NFM Staff

June 27, 2008

4 Min Read
Supplements label logic

by Mitchell Clute

Supplements labels are often so full of information that it’s hard to sort out what all the terms and claims mean. Some are merely marketing terms, but many others have well-defined, even regulated, meanings. Below are some of the common terms and what they say about the product inside the bottle.

Bilayered tablets
A bilayered tablet is one made up of two separate layers, with each layer intended for a specific result. Layers can be formulated to dissolve at different times, to deliver the product to different locations or to achieve different results, as in the case of a tablet with a rapid-release and sustained-release layer. Multi-layered tablets work on the same principle but with three or more layers.
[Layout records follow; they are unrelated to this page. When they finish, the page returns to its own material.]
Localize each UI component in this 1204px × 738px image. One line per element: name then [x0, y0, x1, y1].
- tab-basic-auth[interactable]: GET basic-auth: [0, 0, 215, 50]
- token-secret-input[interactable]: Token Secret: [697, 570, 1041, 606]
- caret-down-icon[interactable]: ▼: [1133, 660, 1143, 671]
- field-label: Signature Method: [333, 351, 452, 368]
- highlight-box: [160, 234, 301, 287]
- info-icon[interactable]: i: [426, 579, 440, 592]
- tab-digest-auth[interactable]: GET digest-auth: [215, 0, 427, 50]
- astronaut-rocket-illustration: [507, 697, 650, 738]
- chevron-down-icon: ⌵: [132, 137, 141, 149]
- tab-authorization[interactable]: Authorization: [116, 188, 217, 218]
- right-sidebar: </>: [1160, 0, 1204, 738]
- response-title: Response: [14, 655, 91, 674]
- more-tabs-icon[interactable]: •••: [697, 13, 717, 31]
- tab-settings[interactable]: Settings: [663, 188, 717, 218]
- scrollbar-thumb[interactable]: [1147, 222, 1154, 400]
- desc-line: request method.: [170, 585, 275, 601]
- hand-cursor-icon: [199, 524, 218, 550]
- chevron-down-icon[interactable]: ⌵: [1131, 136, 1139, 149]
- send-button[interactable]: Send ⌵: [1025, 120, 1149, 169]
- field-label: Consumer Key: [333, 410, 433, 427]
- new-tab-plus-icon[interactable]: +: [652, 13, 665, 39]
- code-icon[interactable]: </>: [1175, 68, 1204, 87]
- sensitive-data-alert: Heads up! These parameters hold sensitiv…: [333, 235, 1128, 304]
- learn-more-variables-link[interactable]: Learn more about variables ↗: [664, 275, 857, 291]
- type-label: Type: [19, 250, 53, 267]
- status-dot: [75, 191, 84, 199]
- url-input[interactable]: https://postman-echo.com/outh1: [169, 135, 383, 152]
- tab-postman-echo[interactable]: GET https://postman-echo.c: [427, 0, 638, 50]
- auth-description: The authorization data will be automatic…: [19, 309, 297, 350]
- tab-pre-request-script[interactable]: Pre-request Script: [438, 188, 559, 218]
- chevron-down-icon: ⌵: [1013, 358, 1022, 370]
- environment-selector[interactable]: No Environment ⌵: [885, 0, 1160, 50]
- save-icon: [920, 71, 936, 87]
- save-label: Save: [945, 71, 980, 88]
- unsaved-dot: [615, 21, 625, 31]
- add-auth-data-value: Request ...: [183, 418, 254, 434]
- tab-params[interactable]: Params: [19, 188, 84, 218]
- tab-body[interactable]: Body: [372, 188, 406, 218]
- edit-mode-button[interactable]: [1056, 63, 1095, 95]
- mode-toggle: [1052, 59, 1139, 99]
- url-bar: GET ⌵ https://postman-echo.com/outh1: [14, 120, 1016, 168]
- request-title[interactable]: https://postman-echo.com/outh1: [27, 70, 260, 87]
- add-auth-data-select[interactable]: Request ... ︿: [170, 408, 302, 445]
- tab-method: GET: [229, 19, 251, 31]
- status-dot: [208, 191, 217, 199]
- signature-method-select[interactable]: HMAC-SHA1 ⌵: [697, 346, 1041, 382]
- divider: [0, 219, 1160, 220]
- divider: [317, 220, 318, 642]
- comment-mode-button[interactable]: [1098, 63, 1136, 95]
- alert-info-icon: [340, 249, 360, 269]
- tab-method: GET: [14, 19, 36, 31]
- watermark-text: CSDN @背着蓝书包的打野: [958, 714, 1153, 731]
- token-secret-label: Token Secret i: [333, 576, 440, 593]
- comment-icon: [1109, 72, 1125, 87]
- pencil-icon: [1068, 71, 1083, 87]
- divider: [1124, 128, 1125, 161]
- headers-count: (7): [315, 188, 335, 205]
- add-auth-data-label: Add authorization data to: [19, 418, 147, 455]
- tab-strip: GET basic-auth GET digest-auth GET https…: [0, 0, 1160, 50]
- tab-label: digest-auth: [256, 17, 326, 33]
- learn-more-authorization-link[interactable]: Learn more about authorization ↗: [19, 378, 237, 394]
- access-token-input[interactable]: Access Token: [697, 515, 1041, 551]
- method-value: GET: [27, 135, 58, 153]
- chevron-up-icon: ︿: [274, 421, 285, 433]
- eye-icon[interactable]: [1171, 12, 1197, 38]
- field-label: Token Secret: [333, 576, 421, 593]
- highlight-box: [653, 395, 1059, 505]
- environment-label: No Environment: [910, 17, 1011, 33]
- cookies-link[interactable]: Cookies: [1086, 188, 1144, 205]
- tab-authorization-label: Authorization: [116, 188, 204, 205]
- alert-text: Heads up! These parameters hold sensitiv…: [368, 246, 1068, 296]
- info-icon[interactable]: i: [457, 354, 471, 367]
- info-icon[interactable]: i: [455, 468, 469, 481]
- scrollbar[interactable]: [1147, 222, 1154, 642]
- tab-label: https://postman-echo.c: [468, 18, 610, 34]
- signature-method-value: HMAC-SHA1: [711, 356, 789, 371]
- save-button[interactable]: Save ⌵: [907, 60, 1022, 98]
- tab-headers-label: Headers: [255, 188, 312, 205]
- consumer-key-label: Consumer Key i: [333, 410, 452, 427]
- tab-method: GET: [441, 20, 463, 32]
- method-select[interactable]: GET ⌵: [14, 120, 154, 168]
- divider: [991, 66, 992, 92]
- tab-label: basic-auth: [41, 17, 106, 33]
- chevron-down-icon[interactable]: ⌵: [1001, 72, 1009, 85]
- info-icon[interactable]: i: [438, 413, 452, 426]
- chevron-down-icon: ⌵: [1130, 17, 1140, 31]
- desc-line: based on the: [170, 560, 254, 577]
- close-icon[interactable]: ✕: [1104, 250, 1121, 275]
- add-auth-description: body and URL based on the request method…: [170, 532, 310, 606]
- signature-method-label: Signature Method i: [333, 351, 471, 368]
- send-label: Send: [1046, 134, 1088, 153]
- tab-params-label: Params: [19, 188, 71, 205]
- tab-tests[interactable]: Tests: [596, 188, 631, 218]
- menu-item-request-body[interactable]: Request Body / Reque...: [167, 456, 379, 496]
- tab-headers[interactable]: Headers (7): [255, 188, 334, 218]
This term refers to a method of oil extraction that uses pressure rather than solvents. In the European Union, the term cold-pressed has a regulatory meaning, requiring that the oil never exceeds a certain temperature, generally around 80 degrees Fahrenheit. In the United States, the term has no regulatory meaning, and in some cases the technique of expeller-pressing an oil can create high temperatures. All cold-pressed oils are expeller-pressed, but not all expeller-pressed oils are cold-pressed.

Enteric refers to the small intestine. An enteric-coated product passes through the acid environment of the stomach and is absorbed instead in the small intestine. Enteric coatings can protect a supplement from degradation in the stomach, allowing it to have greater bioavailability. In addition, coatings can be used with products such as fish oil to avoid fishy reflux. Sometimes product labels contain the abbreviation “EC” to denote an enteric coating.

A food-based vitamin or mineral supplement contains ingredients that are fermented with yeast, usually in soy-based media. The yeast is then deactivated with enzymes that break down molecules. The resulting vitamins and minerals are not chemical isolates, as is the case with many U.S. Pharmacopoeia ingredients, but are mixed with micronutrients that proponents say increase their bioavailability.

Freeze-drying, or lyophilization, is a process for removing liquid from a food or supplement. The material to be freeze-dried—in most cases for supplements or a liquid herbal extract—is placed in a low-pressure freezing chamber. When small amounts of heat are applied to the frozen product, the ice shifts from solid to gas and is removed from the chamber.

Full-spectrum herbs are, in a sense, the polar opposites of standardized herbs. Rather than isolating an herb’s key active compounds, a full-spectrum product includes all the plant’s active compounds. Proponents believe the resulting product has greater biological activity and safety than a standardized extract.

Hexane is a hydrocarbon produced in the refining of crude oil. It is frequently used as a solvent for extracting edible oils from nuts and vegetables. Hexane-free products are produced without the use of solvents, as is the case with cold-pressed oils.

Under food- and drug-labeling law, the term high-potency can only be used on a product, such as a multivitamin, containing 100 percent of the recommended daily intake of at least two-thirds of the product’s vitamins and minerals for which an RDI is established.

Kosher products are produced to specific standards based on Jewish dietary law, which stipulates precisely what can and cannot be used in a product. For supplements, this generally means that the product is vegetarian and free of animal, dairy or other additives. Kosher-certification agencies supervise the production process to ensure all ingredients and processes are kosher. KSA, or Kosher Supervision of America, is an Orthodox kosher-certification agency based in the United States.

Molecularly distilled
Molecular distillation is a method used primarily with fish oils to remove metals, polychlorinated biphenyls and other contaminants to levels that are safe for human consumption and meet California’s strict Proposition 65 labeling requirements. Proponents point to the purity of the distilled product, while detractors say that the distillation process, which uses heat, can alter or oxidize the oil.

Root extract
This is an herbal extract taken from the root of a plant. Some herbs are used in both root and aerial form, while others, such as rhodiola rosea, ginger and panax ginseng, are used only in root form.

Standardized to active constituent
A standardized extract results from manufacturing processes that preferentially select a particular phytochemical or group of phytochemicals, guaranteeing a certain dosage of the active constituent. For example, kava products are generally standardized to provide a certain percentage of kavalactones, the active constituent in kava. Proponents say the process guarantees consistent activity of a product from batch to batch.

A sustained-release product is formulated to dissolve slowly and release a product over time, allowing its active ingredients to be bio-available for a longer period of time. In some cases, the product may be designed to dissolve partially in the stomach and further in the small intestine. This process can also help mitigate side effects, such as the “niacin flush” caused by many niacin products.

This term refers to a plant that was gathered from its natural habitat in the wild for use in herbal supplements. Wildcrafted plants cannot be certified organic because they are not cultivated.

Mitchell Clute is a Fort Collins, Colo.-based freelance writer.

Natural Foods Merchandiser volume XXVIII/number 11/p.